Section of Hematology/Oncology, Department of Medicine, University of Chicago Medical Center, Chicago, IL, USA.
Tisch Cancer Institute, Icahn School of Medicine at Mount Sinai, New York, NY, USA.
Nat Commun. 2022 Nov 2;13(1):6572. doi: 10.1038/s41467-022-34025-x.
A model's ability to express its own predictive uncertainty is an essential attribute for maintaining clinical user confidence as computational biomarkers are deployed into real-world medical settings. In the domain of cancer digital histopathology, we describe a clinically-oriented approach to uncertainty quantification for whole-slide images, estimating uncertainty using dropout and calculating thresholds on training data to establish cutoffs for low- and high-confidence predictions. We train models to identify lung adenocarcinoma vs. squamous cell carcinoma and show that high-confidence predictions outperform predictions without uncertainty, in both cross-validation and testing on two large external datasets spanning multiple institutions. Our testing strategy closely approximates real-world application, with predictions generated on unsupervised, unannotated slides using predetermined thresholds. Furthermore, we show that uncertainty thresholding remains reliable in the setting of domain shift, with accurate high-confidence predictions of adenocarcinoma vs. squamous cell carcinoma for out-of-distribution, non-lung cancer cohorts.

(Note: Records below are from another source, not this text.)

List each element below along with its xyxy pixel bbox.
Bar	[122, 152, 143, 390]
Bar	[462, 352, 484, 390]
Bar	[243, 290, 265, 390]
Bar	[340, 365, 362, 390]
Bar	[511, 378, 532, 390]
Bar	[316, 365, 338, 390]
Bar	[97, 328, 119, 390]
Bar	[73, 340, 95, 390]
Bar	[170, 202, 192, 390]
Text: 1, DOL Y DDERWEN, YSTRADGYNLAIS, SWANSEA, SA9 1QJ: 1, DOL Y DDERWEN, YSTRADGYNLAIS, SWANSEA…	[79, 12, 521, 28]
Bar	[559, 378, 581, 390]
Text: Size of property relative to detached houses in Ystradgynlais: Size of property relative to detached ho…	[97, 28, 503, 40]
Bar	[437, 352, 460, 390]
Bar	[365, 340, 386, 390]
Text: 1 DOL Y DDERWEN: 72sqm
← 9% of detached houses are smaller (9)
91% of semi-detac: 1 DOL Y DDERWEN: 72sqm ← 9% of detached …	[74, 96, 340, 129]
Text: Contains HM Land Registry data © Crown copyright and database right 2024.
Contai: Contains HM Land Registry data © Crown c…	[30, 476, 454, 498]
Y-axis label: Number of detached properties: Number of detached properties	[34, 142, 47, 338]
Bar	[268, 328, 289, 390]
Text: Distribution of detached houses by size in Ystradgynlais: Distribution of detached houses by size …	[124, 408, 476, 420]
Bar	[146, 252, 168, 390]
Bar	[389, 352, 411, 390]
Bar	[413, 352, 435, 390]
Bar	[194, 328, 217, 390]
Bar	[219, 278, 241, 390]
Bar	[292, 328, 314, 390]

模型表达自身预测不确定性的能力对于在计算生物标志物被部署到实际医疗环境中时维持临床用户信心是至关重要的。在癌症数字组织病理学领域,我们描述了一种针对全切片图像不确定性量化的临床导向方法,使用随机失活来估计不确定性,并在训练数据上计算阈值以建立用于低置信度和高置信度预测的截止值。我们训练模型以识别肺腺癌与鳞状细胞癌,并表明在两个大型外部数据集的交叉验证和测试中,高置信度预测的表现优于没有不确定性的预测。我们的测试策略非常接近实际应用,使用预定的阈值在无监督、无注释的幻灯片上生成预测。此外,我们表明,在域转移的情况下,不确定性阈值仍然可靠,对于非肺部癌症队列的离群、非肺癌数据集,能够进行准确的高置信度肺腺癌与鳞状细胞癌预测。